Seems like a microstate vs macrostate situation. I suspect that coarse-graining random parts of a roll sequence gives an accurate probability distribution in one case, and a very biased distribution in the other.

Replies from: tailcalled
comment by tailcalled · 2022-10-23T07:20:36.229Z · LW(p) · GW(p)

Likely yes, but secretly what motivated my post was a discussion of outlier detection for the purpose of alignment, and for that purpose we can't just assume a coarsening, as it instead has to be learned or hard-coded.

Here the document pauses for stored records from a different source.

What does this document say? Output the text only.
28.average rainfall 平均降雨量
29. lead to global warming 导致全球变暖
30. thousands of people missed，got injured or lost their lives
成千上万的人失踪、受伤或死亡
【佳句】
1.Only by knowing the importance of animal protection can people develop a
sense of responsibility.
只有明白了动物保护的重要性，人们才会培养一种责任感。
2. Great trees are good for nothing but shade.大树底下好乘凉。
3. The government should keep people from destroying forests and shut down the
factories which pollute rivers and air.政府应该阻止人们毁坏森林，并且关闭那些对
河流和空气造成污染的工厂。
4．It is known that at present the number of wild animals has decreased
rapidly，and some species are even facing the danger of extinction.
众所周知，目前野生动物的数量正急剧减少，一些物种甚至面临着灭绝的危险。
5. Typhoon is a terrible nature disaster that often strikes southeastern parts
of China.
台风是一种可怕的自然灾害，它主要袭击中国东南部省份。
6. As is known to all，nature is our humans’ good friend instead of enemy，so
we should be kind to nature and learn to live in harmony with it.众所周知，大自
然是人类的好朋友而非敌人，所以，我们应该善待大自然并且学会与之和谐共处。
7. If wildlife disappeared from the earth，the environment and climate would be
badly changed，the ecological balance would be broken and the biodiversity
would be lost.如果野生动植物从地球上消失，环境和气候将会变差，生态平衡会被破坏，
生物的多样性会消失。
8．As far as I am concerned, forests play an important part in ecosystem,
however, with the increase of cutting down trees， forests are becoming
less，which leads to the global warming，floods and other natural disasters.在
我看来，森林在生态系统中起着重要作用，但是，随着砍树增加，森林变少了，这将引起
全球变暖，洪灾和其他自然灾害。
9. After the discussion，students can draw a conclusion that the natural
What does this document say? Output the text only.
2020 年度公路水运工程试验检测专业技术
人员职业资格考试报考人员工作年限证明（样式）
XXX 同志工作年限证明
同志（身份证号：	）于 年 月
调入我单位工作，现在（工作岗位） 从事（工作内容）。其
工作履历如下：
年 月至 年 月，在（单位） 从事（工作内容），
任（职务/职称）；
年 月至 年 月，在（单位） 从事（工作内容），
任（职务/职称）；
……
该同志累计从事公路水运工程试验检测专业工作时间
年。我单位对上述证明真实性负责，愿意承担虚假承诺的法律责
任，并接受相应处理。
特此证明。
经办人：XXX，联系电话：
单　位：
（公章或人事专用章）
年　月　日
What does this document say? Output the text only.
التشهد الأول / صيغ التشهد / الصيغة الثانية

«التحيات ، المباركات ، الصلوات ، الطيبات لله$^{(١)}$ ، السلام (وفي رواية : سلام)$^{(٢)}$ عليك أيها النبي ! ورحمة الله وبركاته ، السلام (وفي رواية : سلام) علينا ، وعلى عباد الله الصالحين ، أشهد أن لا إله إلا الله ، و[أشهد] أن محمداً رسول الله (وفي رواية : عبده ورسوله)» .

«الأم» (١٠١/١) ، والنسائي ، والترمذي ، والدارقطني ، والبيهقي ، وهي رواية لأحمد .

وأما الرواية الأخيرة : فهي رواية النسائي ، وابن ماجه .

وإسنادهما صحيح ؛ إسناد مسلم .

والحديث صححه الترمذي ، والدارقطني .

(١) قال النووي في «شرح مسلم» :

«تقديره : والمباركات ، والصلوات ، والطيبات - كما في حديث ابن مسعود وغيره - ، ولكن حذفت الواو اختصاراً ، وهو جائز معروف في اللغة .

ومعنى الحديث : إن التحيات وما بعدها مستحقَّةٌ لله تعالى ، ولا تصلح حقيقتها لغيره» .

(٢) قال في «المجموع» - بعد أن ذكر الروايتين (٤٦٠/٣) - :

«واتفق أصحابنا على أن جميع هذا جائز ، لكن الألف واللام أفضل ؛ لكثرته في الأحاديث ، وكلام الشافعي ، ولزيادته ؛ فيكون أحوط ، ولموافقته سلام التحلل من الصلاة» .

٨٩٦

comment by Jozdien · 2022-10-22T20:55:05.034Z · LW(p) · GW(p)

My guess is that when people are pointing to "OOD" stuff in the real-world, it's really a pointer to "things unlikely enough that another hypothesis is more probable".  A series of 66666... in the last scenario you describe is more probable than any other series of dice rolls, but when you compare it in terms of P(outcome that benefits player) and P_prior(player is cheating), it seems like the reaction you describe as "calling OOD" is from the former belonging to a class unlikely enough that the posterior of the latter is beyond some threshold that allows calling out cheaters without being too sensitive.  The generalization to other settings would then probably be something like "I suspect something else is at play here" when I see "out of distribution".

Replies from: tailcalled
comment by tailcalled · 2022-10-22T21:19:39.577Z · LW(p) · GW(p)

I agree that there is a lot of truth to that viewpoint. However, this is difficult to formalize with learning. The issue is that most existing learning theory assumes that you already have data on the full set of classes, but if you do that, then everything becomes in-distribution.

I think that for practical purposes, what often matters is that this other process generates data points with very different downstream effects. This matches what you bring up with P(outcome that benefits the player); the downstream effects of 666666... are very different from most other dice roll sequences.